Assignment Probably #6

Fish Out of Water

And now, for a bit of reflection....

I can work really hard, and I can work really fast. Which is good.

The reason I can do this is because I'm perpetually late. Which is bad.

I liked what I shot once I got it shot. Which is good.

It took me forever to get shooting, because I'm crazy indecisive, crazy busy, crazy procrastinating, and crazy. Which is bad.

In the end, I was really pleased with this project. My dead fish image is interesting (and I love the focus). The one with the hose is grainy, but funny. The staircase, self portrait, and the lettuce I could give or take, but in comparison with, say, my eighth grade body of work, they're stellar. Yay improvement!

The biggest problem I had with this project was shooting. When pressed, I can print like nobody's business. But shooting...meh.

I don't know what to shoot. Then I know what to shoot, and I shoot it wrong. Then I know what I want to shoot, even though it's not what I need to shoot, and even though it's underwater in Fiji. Then I start shooting, and I want to rip my hair out, then I love my camera more than life, then I get kicked out of Whole Foods and my relationship with authority figures is turned on its head and I don't know what to shoot.

Rinse and repeat.

It just takes a lot for me to load the camera, walk around a bit, and shoot. I lack momentum. That's something I really ought to fix before AP next year. But it's more than that - it's that I just don't know what to shoot unless I have it planned out perfectly.

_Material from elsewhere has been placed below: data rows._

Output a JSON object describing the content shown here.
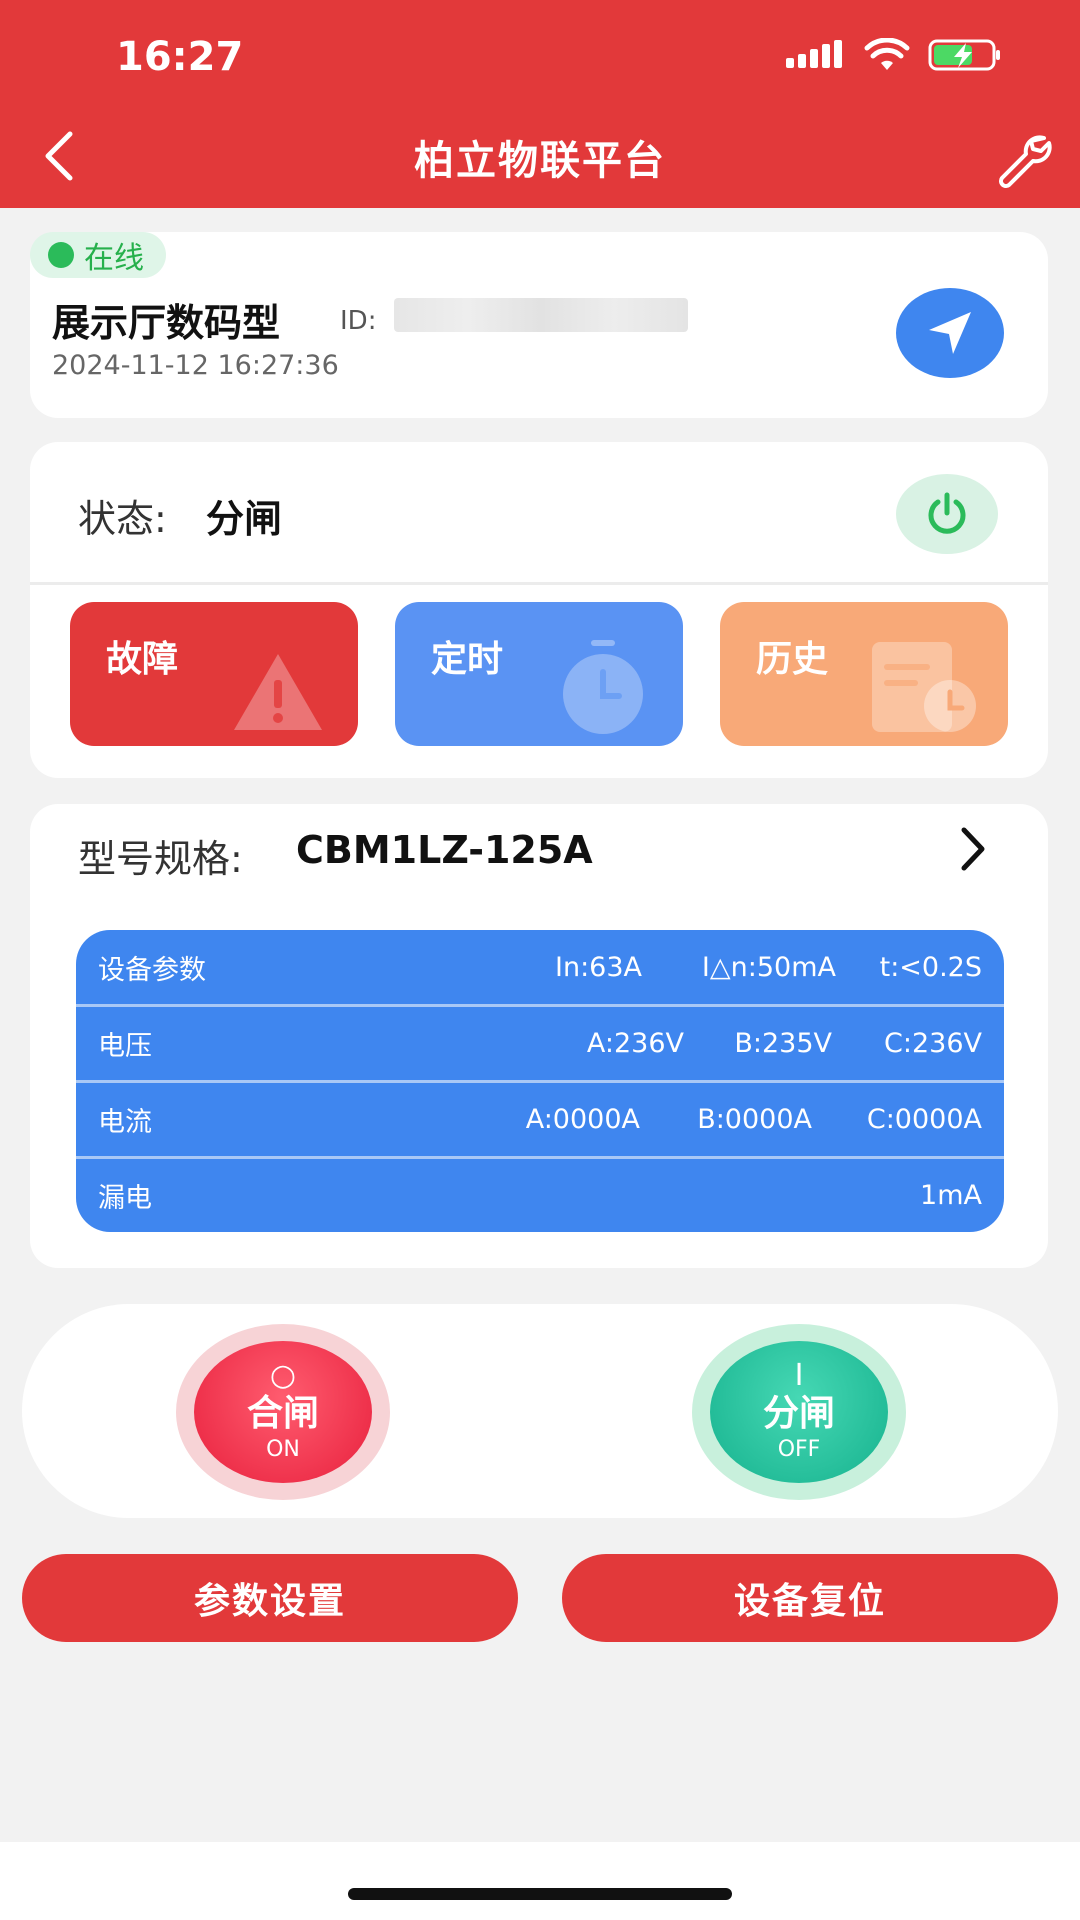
{
  "status_bar": {
    "time": "16:27"
  },
  "header": {
    "title": "柏立物联平台"
  },
  "device": {
    "online_label": "在线",
    "name": "展示厅数码型",
    "id_label": "ID:",
    "timestamp": "2024-11-12 16:27:36"
  },
  "state": {
    "label": "状态:",
    "value": "分闸"
  },
  "tiles": {
    "fault": "故障",
    "timer": "定时",
    "history": "历史"
  },
  "model": {
    "label": "型号规格:",
    "value": "CBM1LZ-125A"
  },
  "params": {
    "rows": [
      {
        "label": "设备参数",
        "values": [
          "In:63A",
          "I△n:50mA",
          "t:<0.2S"
        ]
      },
      {
        "label": "电压",
        "values": [
          "A:236V",
          "B:235V",
          "C:236V"
        ]
      },
      {
        "label": "电流",
        "values": [
          "A:0000A",
          "B:0000A",
          "C:0000A"
        ]
      },
      {
        "label": "漏电",
        "values": [
          "1mA"
        ]
      }
    ]
  },
  "switches": {
    "on": {
      "symbol": "○",
      "cn": "合闸",
      "en": "ON"
    },
    "off": {
      "symbol": "I",
      "cn": "分闸",
      "en": "OFF"
    }
  },
  "actions": {
    "params": "参数设置",
    "reset": "设备复位"
  },
  "colors": {
    "brand_red": "#e2393a",
    "blue": "#3f86ef",
    "online_green": "#2bbb5a"
  }
}
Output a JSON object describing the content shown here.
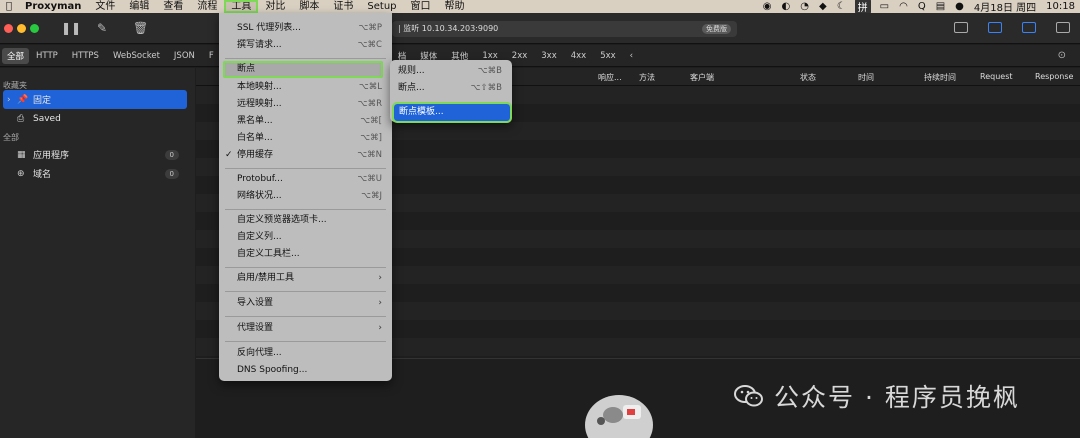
{
  "menubar": {
    "apple": "",
    "app": "Proxyman",
    "items": [
      "文件",
      "编辑",
      "查看",
      "流程",
      "工具",
      "对比",
      "脚本",
      "证书",
      "Setup",
      "窗口",
      "帮助"
    ],
    "active_index": 4,
    "status": [
      "拼",
      "Q",
      "4月18日 周四",
      "10:18"
    ]
  },
  "titlebar": {
    "address": "| 监听 10.10.34.203:9090",
    "badge": "免费版"
  },
  "filters": [
    "全部",
    "HTTP",
    "HTTPS",
    "WebSocket",
    "JSON",
    "F",
    "档",
    "媒体",
    "其他",
    "1xx",
    "2xx",
    "3xx",
    "4xx",
    "5xx",
    "‹"
  ],
  "sidebar": {
    "favorites_header": "收藏夹",
    "favorites": [
      {
        "label": "固定",
        "icon": "pin-icon",
        "selected": true
      },
      {
        "label": "Saved",
        "icon": "tray-icon",
        "selected": false
      }
    ],
    "all_header": "全部",
    "all": [
      {
        "label": "应用程序",
        "icon": "app-icon",
        "count": "0"
      },
      {
        "label": "域名",
        "icon": "globe-icon",
        "count": "0"
      }
    ]
  },
  "table": {
    "columns": [
      "响应...",
      "方法",
      "客户端",
      "状态",
      "时间",
      "持续时间",
      "Request",
      "Response"
    ]
  },
  "tools_menu": {
    "items": [
      {
        "label": "SSL 代理列表...",
        "shortcut": "⌥⌘P"
      },
      {
        "label": "撰写请求...",
        "shortcut": "⌥⌘C"
      },
      {
        "label": "断点",
        "shortcut": "",
        "highlighted": true
      },
      {
        "label": "本地映射...",
        "shortcut": "⌥⌘L"
      },
      {
        "label": "远程映射...",
        "shortcut": "⌥⌘R"
      },
      {
        "label": "黑名单...",
        "shortcut": "⌥⌘["
      },
      {
        "label": "白名单...",
        "shortcut": "⌥⌘]"
      },
      {
        "label": "停用缓存",
        "shortcut": "⌥⌘N",
        "checked": true
      },
      {
        "label": "Protobuf...",
        "shortcut": "⌥⌘U"
      },
      {
        "label": "网络状况...",
        "shortcut": "⌥⌘J"
      },
      {
        "label": "自定义预览器选项卡...",
        "shortcut": ""
      },
      {
        "label": "自定义列...",
        "shortcut": ""
      },
      {
        "label": "自定义工具栏...",
        "shortcut": ""
      },
      {
        "label": "启用/禁用工具",
        "shortcut": "",
        "submenu": true
      },
      {
        "label": "导入设置",
        "shortcut": "",
        "submenu": true
      },
      {
        "label": "代理设置",
        "shortcut": "",
        "submenu": true
      },
      {
        "label": "反向代理...",
        "shortcut": ""
      },
      {
        "label": "DNS Spoofing...",
        "shortcut": ""
      }
    ]
  },
  "breakpoint_submenu": {
    "items": [
      {
        "label": "规则...",
        "shortcut": "⌥⌘B"
      },
      {
        "label": "断点...",
        "shortcut": "⌥⇧⌘B"
      },
      {
        "label": "断点模板...",
        "shortcut": "",
        "selected": true
      }
    ]
  },
  "watermark": {
    "text": "公众号 · 程序员挽枫"
  },
  "colors": {
    "accent": "#2063d8",
    "highlight_outline": "#7fd857"
  }
}
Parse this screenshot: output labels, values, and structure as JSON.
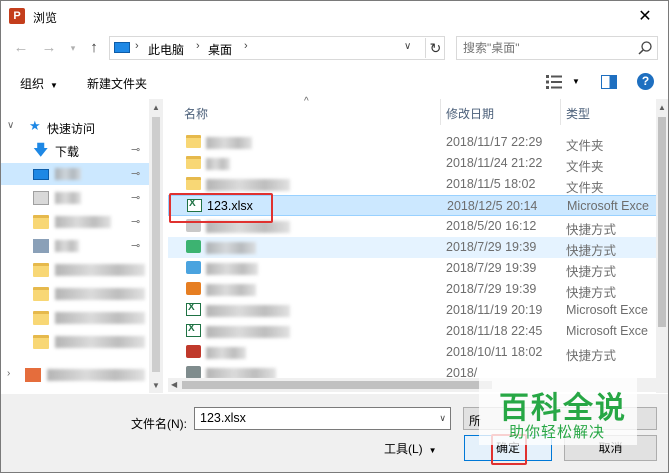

With this project, the way I FINALLY got around to shooting was to take the assignment literally. I shot dead fish and fish furniture - they weren't in water. After I walked around Market Street Grill for a bit, taking LITERAL pictures, I moved on to very controlled images - like the lettuce in the McDonald's bag. And finally, I managed to pull myself together a bit and shoot people. I don't like to shoot people. Portraits and I have a love/hate relationship. I do love to look at and shoot beautiful portraits that have something about them that goes deeper than a facebook pic level. But it's hard to get that. And people I can't control. I see the exact expression I want on their face in my head, but I can't describe it. Even if I could, I don't know if they could even do what I asked - "arch your eyebrows to a forty-three degree angle, soften your lower eyelid, and convey years of pent up emotion with your eyes" just won't work. I guess "people photos" are really just a series of compromises, and after a while you get something beautiful.

This journal makes me sound like a psychopath.

1 comment:

Mr. Patteson said...

I disagree with this last.

I think your journals are fantastic. Honest, searching, insightful, funny.

Planning things out perfectly is great. And of course there's a kind of discovery that happens even within a highly structured plan. But try to -- on occasion -- leave room for chance, or serendipity. This approach (which is overdone by many students and perhaps underdone by you) is also helpful for overcoming that dreaded inertia. And maybe it saves you time and energy for a wicked plan on the next assignment that comes along.